O’Leary credits running in the Bay Area’s cross country circuit as a major contributing factor in the huge strides he has made during his short running career.

“The race I was meant to do, The North Face Endurance Challenge, is a long fast 50 miler, so I used cross country quite a lot to train for it over the autumn,” he says. “I have been running cross country in the US for the last two years, and my speed and mental attitude to racing has vastly improved from that short fast racing.

“After the 50 miler was cancelled and I jumped into the CIM, the quick running in cross country really carried me through the road marathon.”

When asked about the cross country conditions and level of competition he adds: “There is a variety to it. Several of the courses would be fairly flat, but there is also one or two that head up into the hills and would incorporate a good bit of climbing. There is no muck in California though.

“Out of all the post collegiate circuits in the US, the Pacific Association in Northern California would be one of the strongest. You have a lot of former NCAA All American athletes and a lot of Olympic trial qualifiers jumping into the cross country races.

“As an ultra runner it is really fun to hold my own with them. Our team, which is all ultra or trail runners, is strong and we are able to compete, which was great.”

Future plans

O’Leary has one more year as an oncology postdoctoral researcher at UCSF. After that, he would like to take a step back from full-time work and predominantly focus on running for a few years.

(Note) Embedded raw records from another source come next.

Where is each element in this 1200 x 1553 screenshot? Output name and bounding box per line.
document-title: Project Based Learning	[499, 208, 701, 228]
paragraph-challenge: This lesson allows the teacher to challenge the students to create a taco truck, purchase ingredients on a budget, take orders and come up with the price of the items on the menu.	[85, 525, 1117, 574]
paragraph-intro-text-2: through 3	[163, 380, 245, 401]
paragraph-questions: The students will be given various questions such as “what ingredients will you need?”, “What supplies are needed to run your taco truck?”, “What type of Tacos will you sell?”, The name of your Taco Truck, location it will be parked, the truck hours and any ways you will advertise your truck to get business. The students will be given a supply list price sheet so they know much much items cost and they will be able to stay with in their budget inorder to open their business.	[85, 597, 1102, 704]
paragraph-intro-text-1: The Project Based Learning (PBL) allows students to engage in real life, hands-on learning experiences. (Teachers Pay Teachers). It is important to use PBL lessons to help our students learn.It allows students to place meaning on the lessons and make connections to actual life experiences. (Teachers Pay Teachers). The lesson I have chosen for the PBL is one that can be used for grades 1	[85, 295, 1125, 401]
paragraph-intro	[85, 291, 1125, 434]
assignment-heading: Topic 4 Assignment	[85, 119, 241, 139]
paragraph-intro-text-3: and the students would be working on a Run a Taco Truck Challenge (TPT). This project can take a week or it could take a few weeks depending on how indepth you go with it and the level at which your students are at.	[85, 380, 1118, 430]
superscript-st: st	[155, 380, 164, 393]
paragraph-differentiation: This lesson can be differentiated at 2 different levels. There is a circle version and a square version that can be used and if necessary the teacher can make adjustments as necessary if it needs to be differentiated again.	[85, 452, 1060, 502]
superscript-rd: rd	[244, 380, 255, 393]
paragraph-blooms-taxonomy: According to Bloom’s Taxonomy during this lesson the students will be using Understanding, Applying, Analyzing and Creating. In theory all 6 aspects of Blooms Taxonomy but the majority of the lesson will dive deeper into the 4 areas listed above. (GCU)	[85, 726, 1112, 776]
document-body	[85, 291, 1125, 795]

“I am thinking about moving back to Europe, likely towards the mountains, so in the Alps regions,” he says. “I would love to do a full season of mountain racing in Europe and also to be closer to home and be more involved with the Irish mountain running scene.”

In terms of his immediate running future, his 2:20 marathon performance – having never trained for a road race – has opened up his eyes to the potential of a dual running career on the trails/mountains and roads.

“It has definitely crossed my mind and giving the next Olympics a shot is something to think about,” he enthuses. “My time ranks me as the 11th fastest in Ireland this year, but I know I would have to get down to the low 2:17 / high 2:16 to be at all eligible for Tokyo 2020.

“However, my time at the CIM has certainly given me a lot of hope and optimism to what I might be capable of after a block of proper training for the roads.”

Now back in Ireland for the Christmas break, O’Leary intends to give a lot of consideration towards planning his 2019 season.

Somewhere at the top of his list is whether or not to dedicate a few months of training solely to road running and target an autumn marathon.

“For 2019 I was always aiming to run my first 100 mile race, specifically the UTMB around Mount Blanc in France/Switzerland,” he explains. “That was my initial plan, but now I am considering taking a step back from the trails later in the year to really try and knock more off my road marathon time.

“If I do run a marathon next year I might aim for New York in November or CIM again in December.

“However, I won’t commit yet, because I could go completely the other direction and stay on the trails for the World Trail Long Distance Championships, which take place in Argentina in November. So that is attracting me too.

“They will be both brilliant to do, but it’s a nice problem to have.”

Whatever he decides over the coming months, it will be his decision, but one thing that is already confirmed, O’Leary’s has a bright future ahead of him on all terrains.